Halloween Surprise: Rare Tropical Storm Forms in Mediterranean Sea
The Mediterranean tropical storm formed over water temperatures that were 2 to 3°C warmer than normal. A study released October 12, 2016 by meteorologists in Spain and Italy found that although medicanes may become slightly more rare in the coming decades, they are likely to become stronger—a finding in line with previous study of the impact of climate change on tropical storms and hurricanes worldwide, and previous studies of medicanes.
A tropical storm formed Halloween weekend, not in the typical Atlantic or Pacific, but in the Mediterranean Sea.

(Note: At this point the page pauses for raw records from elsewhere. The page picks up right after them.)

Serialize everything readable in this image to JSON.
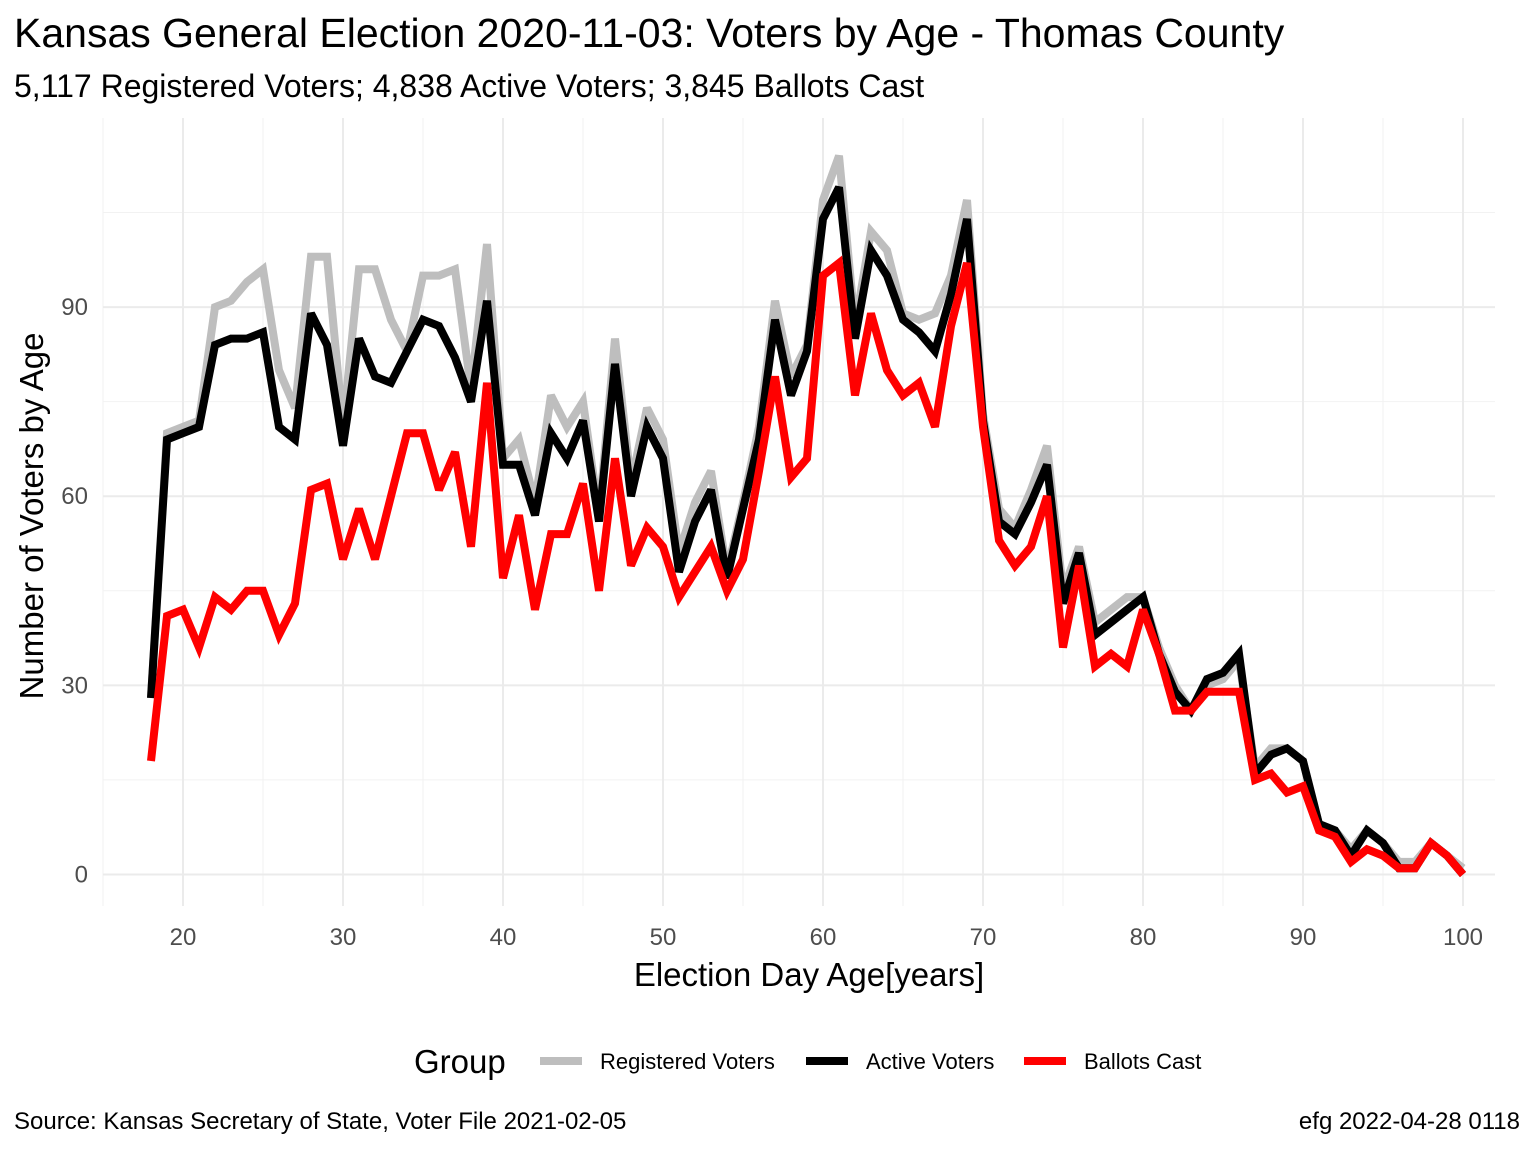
{
  "chart_data": {
    "type": "line",
    "title": "Kansas General Election 2020-11-03:  Voters by Age - Thomas County",
    "subtitle": "5,117 Registered Voters; 4,838 Active Voters; 3,845 Ballots Cast",
    "xlabel": "Election Day Age[years]",
    "ylabel": "Number of Voters by Age",
    "xlim": [
      15,
      102
    ],
    "ylim": [
      -5,
      120
    ],
    "x_ticks": [
      20,
      30,
      40,
      50,
      60,
      70,
      80,
      90,
      100
    ],
    "y_ticks": [
      0,
      30,
      60,
      90
    ],
    "grid": true,
    "legend_title": "Group",
    "legend_position": "bottom",
    "x": [
      18,
      19,
      20,
      21,
      22,
      23,
      24,
      25,
      26,
      27,
      28,
      29,
      30,
      31,
      32,
      33,
      34,
      35,
      36,
      37,
      38,
      39,
      40,
      41,
      42,
      43,
      44,
      45,
      46,
      47,
      48,
      49,
      50,
      51,
      52,
      53,
      54,
      55,
      56,
      57,
      58,
      59,
      60,
      61,
      62,
      63,
      64,
      65,
      66,
      67,
      68,
      69,
      70,
      71,
      72,
      73,
      74,
      75,
      76,
      77,
      78,
      79,
      80,
      81,
      82,
      83,
      84,
      85,
      86,
      87,
      88,
      89,
      90,
      91,
      92,
      93,
      94,
      95,
      96,
      97,
      98,
      99,
      100
    ],
    "series": [
      {
        "name": "Registered Voters",
        "color": "#bebebe",
        "values": [
          28,
          70,
          71,
          72,
          90,
          91,
          94,
          96,
          80,
          74,
          98,
          98,
          71,
          96,
          96,
          88,
          83,
          95,
          95,
          96,
          77,
          100,
          66,
          69,
          59,
          76,
          71,
          75,
          57,
          85,
          62,
          74,
          69,
          51,
          59,
          64,
          48,
          59,
          71,
          91,
          79,
          84,
          107,
          114,
          87,
          102,
          99,
          89,
          88,
          89,
          95,
          107,
          73,
          58,
          55,
          61,
          68,
          45,
          52,
          40,
          42,
          44,
          44,
          36,
          30,
          26,
          30,
          31,
          34,
          17,
          20,
          20,
          18,
          8,
          7,
          4,
          7,
          5,
          2,
          2,
          5,
          3,
          1
        ]
      },
      {
        "name": "Active Voters",
        "color": "#000000",
        "values": [
          28,
          69,
          70,
          71,
          84,
          85,
          85,
          86,
          71,
          69,
          89,
          84,
          68,
          85,
          79,
          78,
          83,
          88,
          87,
          82,
          75,
          91,
          65,
          65,
          57,
          70,
          66,
          72,
          56,
          81,
          60,
          71,
          66,
          48,
          56,
          61,
          47,
          58,
          69,
          88,
          76,
          83,
          104,
          109,
          85,
          99,
          95,
          88,
          86,
          83,
          92,
          104,
          72,
          56,
          54,
          59,
          65,
          43,
          51,
          38,
          40,
          42,
          44,
          35,
          29,
          26,
          31,
          32,
          35,
          16,
          19,
          20,
          18,
          8,
          7,
          3,
          7,
          5,
          1,
          1,
          5,
          3,
          0
        ]
      },
      {
        "name": "Ballots Cast",
        "color": "#ff0000",
        "values": [
          18,
          41,
          42,
          36,
          44,
          42,
          45,
          45,
          38,
          43,
          61,
          62,
          50,
          58,
          50,
          60,
          70,
          70,
          61,
          67,
          52,
          78,
          47,
          57,
          42,
          54,
          54,
          62,
          45,
          66,
          49,
          55,
          52,
          44,
          48,
          52,
          45,
          50,
          64,
          79,
          63,
          66,
          95,
          97,
          76,
          89,
          80,
          76,
          78,
          71,
          87,
          97,
          71,
          53,
          49,
          52,
          60,
          36,
          49,
          33,
          35,
          33,
          42,
          35,
          26,
          26,
          29,
          29,
          29,
          15,
          16,
          13,
          14,
          7,
          6,
          2,
          4,
          3,
          1,
          1,
          5,
          3,
          0
        ]
      }
    ]
  },
  "caption_left": "Source:  Kansas Secretary of State, Voter File  2021-02-05",
  "caption_right": "efg 2022-04-28 0118"
}
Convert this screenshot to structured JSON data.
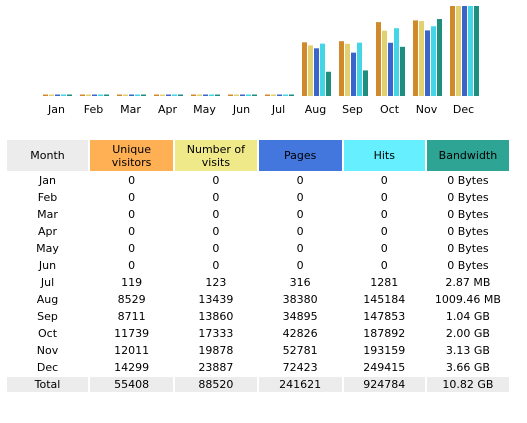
{
  "chart_data": {
    "type": "bar",
    "categories": [
      "Jan",
      "Feb",
      "Mar",
      "Apr",
      "May",
      "Jun",
      "Jul",
      "Aug",
      "Sep",
      "Oct",
      "Nov",
      "Dec"
    ],
    "series": [
      {
        "name": "Unique visitors",
        "values": [
          0,
          0,
          0,
          0,
          0,
          0,
          119,
          8529,
          8711,
          11739,
          12011,
          14299
        ]
      },
      {
        "name": "Number of visits",
        "values": [
          0,
          0,
          0,
          0,
          0,
          0,
          123,
          13439,
          13860,
          17333,
          19878,
          23887
        ]
      },
      {
        "name": "Pages",
        "values": [
          0,
          0,
          0,
          0,
          0,
          0,
          316,
          38380,
          34895,
          42826,
          52781,
          72423
        ]
      },
      {
        "name": "Hits",
        "values": [
          0,
          0,
          0,
          0,
          0,
          0,
          1281,
          145184,
          147853,
          187892,
          193159,
          249415
        ]
      },
      {
        "name": "Bandwidth",
        "values": [
          0,
          0,
          0,
          0,
          0,
          0,
          2.87,
          1009.46,
          1065,
          2048,
          3205,
          3748
        ]
      }
    ],
    "colors": [
      "#d08a2c",
      "#e3d06e",
      "#3a66cc",
      "#44d6e6",
      "#1e8f7f"
    ]
  },
  "table": {
    "headers": {
      "month": "Month",
      "unique": [
        "Unique",
        "visitors"
      ],
      "visits": [
        "Number of",
        "visits"
      ],
      "pages": "Pages",
      "hits": "Hits",
      "bandwidth": "Bandwidth"
    },
    "rows": [
      [
        "Jan",
        "0",
        "0",
        "0",
        "0",
        "0 Bytes"
      ],
      [
        "Feb",
        "0",
        "0",
        "0",
        "0",
        "0 Bytes"
      ],
      [
        "Mar",
        "0",
        "0",
        "0",
        "0",
        "0 Bytes"
      ],
      [
        "Apr",
        "0",
        "0",
        "0",
        "0",
        "0 Bytes"
      ],
      [
        "May",
        "0",
        "0",
        "0",
        "0",
        "0 Bytes"
      ],
      [
        "Jun",
        "0",
        "0",
        "0",
        "0",
        "0 Bytes"
      ],
      [
        "Jul",
        "119",
        "123",
        "316",
        "1281",
        "2.87 MB"
      ],
      [
        "Aug",
        "8529",
        "13439",
        "38380",
        "145184",
        "1009.46 MB"
      ],
      [
        "Sep",
        "8711",
        "13860",
        "34895",
        "147853",
        "1.04 GB"
      ],
      [
        "Oct",
        "11739",
        "17333",
        "42826",
        "187892",
        "2.00 GB"
      ],
      [
        "Nov",
        "12011",
        "19878",
        "52781",
        "193159",
        "3.13 GB"
      ],
      [
        "Dec",
        "14299",
        "23887",
        "72423",
        "249415",
        "3.66 GB"
      ]
    ],
    "total": [
      "Total",
      "55408",
      "88520",
      "241621",
      "924784",
      "10.82 GB"
    ]
  }
}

This rather strange sequence of events began as an area of low-pressure dropped southward from southern Europe and became temporarily left behind by the jet stream over the central Mediterranean Sea south of the Italian coast.
By Saturday, Oct. 29, a non-tropical low pressure center formed east of Malta, a group of islands between Sicily and the coast of Libya over the weekend.
In the meteorological community, there is some debate whether past vigorous low-pressure centers over the Mediterranean Sea were truly tropical cyclones, or a combination of a tropical and more typical mid-latitude low-pressure center, known as a subtropical cyclone.
In fact, they can become strong enough to be considered Mediterranean hurricanes, or "Medicanes". They can form in late summer or fall and also in winter and early spring.
One argument for "Medicanes" is the appearance of some recent storms via satellite resembling small hurricanes, including an eye.